Moving to infrastructure as code
Bioinformatics solutions are constantly evolving and thus the frequent updates to the pipeline or the webpage need to be staged and tested in the development environment before being pushed out to the production environment. Moreover, all the bioinformatics solutions we develop need to be reproducible for clients. To be able to easily reproduce the solution infrastructure in different environments, we wrote infrastructure as code using Terraform. The full architecture is implemented as code, so everything from the roles and permissions to the actual analytics code can be defined and rolled out by a single command
Since the EMR Serverless service used in our case was publicly released only one month prior to our work, there was no Terraform module available. So we created our own, made it publicly available in the Terraform Registry and added some extra functionality to it that you can see in the cloud architecture diagram above. With this service, everyone can get an EMR Serverless cluster up and running quickly without having to worry about issues such as IAM roles or bucket policies.
Our Terraform module combines convenience with flexibility, providing default values for most parameters but allowing a great deal of customisation. For instance, users may want to restrict the maximum capacity of computing resources their application can access in order to reduce costs: this can be easily configured using the maximum capacity parameters.
Other users may want to have some initial computing resources available around the clock, trading the $0 idle costs for a quicker start-up of the cluster: this can be configured as well using the initial capacity parameters. While this flexibility is available, it is still very easy to provision a “standard” EMR Serverless application by just providing the application name; all other parameters can fall back to default values. If you want to have a go with the Terraform module yourself, here you can find a tutorial on getting started with it and EMR Serverless in general.

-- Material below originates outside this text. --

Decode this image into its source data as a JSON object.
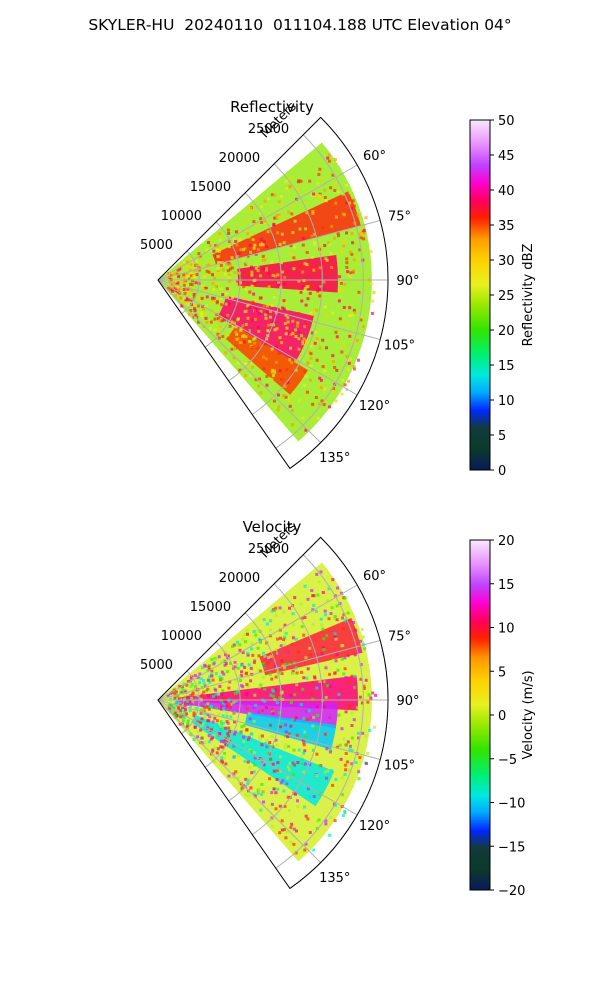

Making bioinformatics accessible
The cloud implementation has another benefit – without reliance on the local server infrastructure, the application can be used by a variety of researchers outside of our group, especially where its functionality could have its biggest impact: in the clinic.

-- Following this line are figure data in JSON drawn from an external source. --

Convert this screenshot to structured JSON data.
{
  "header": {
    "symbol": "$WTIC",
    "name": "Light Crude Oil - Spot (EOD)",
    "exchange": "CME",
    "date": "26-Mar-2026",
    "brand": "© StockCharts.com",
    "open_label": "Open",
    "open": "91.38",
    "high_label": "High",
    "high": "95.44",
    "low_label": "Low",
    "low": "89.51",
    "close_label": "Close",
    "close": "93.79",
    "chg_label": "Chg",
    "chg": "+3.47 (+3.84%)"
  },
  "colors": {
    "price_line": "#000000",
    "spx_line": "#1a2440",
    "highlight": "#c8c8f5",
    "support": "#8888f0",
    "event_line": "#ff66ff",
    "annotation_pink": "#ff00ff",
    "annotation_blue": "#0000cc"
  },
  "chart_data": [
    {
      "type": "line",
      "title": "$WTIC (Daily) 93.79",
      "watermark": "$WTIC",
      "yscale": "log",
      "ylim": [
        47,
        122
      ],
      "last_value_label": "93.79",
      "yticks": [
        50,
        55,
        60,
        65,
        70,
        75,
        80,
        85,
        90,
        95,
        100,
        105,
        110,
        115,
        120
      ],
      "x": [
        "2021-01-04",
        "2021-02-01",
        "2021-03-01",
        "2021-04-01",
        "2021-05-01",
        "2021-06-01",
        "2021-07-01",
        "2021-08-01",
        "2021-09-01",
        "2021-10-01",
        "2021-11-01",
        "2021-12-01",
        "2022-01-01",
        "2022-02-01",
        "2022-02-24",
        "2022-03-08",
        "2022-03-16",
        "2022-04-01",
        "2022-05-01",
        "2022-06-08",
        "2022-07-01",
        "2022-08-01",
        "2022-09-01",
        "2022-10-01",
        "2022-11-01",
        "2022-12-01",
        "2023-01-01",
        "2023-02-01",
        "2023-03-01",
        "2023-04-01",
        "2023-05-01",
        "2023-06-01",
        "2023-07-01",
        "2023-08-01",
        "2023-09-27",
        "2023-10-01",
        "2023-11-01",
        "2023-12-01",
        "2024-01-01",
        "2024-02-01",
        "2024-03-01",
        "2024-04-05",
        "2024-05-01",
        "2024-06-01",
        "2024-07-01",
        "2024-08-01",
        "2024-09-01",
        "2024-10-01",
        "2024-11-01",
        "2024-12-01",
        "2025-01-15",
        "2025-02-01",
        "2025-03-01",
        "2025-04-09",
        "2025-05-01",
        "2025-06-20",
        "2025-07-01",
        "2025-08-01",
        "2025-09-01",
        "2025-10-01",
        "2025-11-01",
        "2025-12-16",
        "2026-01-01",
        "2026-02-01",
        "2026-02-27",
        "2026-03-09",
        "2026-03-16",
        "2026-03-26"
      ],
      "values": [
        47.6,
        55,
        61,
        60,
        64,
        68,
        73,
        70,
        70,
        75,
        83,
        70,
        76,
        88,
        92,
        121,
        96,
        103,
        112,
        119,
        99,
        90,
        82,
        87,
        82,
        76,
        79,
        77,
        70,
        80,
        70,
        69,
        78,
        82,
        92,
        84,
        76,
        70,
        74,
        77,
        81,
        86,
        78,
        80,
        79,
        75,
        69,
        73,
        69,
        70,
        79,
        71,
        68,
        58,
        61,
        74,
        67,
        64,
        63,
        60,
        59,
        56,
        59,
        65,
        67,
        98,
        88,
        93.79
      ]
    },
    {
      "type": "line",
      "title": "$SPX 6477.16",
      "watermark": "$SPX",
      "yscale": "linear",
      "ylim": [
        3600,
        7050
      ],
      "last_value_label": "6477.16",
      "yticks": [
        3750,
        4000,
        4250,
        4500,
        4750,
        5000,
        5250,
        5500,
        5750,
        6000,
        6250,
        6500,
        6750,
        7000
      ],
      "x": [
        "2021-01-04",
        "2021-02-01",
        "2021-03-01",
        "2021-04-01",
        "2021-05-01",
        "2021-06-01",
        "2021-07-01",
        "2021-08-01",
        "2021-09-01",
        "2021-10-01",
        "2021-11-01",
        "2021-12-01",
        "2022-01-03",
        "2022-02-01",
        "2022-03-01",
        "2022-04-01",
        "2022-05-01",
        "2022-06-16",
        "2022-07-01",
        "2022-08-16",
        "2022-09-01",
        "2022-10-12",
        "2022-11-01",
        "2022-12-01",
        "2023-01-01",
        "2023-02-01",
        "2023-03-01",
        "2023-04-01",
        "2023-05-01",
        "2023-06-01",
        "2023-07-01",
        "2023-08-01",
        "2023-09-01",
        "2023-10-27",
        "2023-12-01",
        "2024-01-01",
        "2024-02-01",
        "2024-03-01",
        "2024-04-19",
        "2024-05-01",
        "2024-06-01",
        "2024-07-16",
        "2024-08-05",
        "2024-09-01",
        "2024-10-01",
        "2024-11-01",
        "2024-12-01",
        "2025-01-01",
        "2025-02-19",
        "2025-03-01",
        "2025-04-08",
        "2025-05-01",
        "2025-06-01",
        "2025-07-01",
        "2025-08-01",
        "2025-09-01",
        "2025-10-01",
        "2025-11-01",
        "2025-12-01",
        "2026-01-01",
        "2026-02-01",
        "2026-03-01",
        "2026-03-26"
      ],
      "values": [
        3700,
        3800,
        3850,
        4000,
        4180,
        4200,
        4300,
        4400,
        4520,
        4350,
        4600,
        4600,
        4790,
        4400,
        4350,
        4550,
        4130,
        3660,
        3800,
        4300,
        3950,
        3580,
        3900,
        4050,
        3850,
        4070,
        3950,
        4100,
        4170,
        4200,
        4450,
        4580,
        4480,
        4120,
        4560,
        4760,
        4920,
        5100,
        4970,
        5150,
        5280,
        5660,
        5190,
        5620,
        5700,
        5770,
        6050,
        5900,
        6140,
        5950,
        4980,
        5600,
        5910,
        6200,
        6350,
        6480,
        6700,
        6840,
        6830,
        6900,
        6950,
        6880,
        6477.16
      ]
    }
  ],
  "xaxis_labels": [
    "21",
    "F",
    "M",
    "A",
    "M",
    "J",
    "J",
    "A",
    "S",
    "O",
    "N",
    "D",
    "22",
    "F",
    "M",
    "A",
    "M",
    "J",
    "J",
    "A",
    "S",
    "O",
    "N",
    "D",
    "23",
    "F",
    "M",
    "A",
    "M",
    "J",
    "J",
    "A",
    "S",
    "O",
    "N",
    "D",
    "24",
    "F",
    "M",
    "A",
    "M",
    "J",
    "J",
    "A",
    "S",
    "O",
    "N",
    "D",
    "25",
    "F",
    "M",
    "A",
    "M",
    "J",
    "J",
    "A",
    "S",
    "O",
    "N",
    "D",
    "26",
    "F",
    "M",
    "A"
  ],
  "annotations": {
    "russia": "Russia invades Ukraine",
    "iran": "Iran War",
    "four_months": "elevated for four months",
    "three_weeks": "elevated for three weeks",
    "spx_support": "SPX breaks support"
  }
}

To foster adaption of our platform, we open-source our application and infrastructure code and make it available to other bioinformaticians, enabling them to use our modular implementation as a toolkit to use and expand on.
But besides programmatic access, we also aim to provide a webpage with a graphical user interface in order to enable clinicians and wet-lab researchers to use our bioinformatic tools. All the user needs to do is upload the DNA sequences to the cloud via the website to quickly gain insights, including identification of integration events.
The goal is to enable both researchers and clinicians to watch out for events such as antimicrobial resistance in hospitals or viral integration in gene therapy trials and will therefore improve both the present situation in hospitals as well as the future of new therapeutics.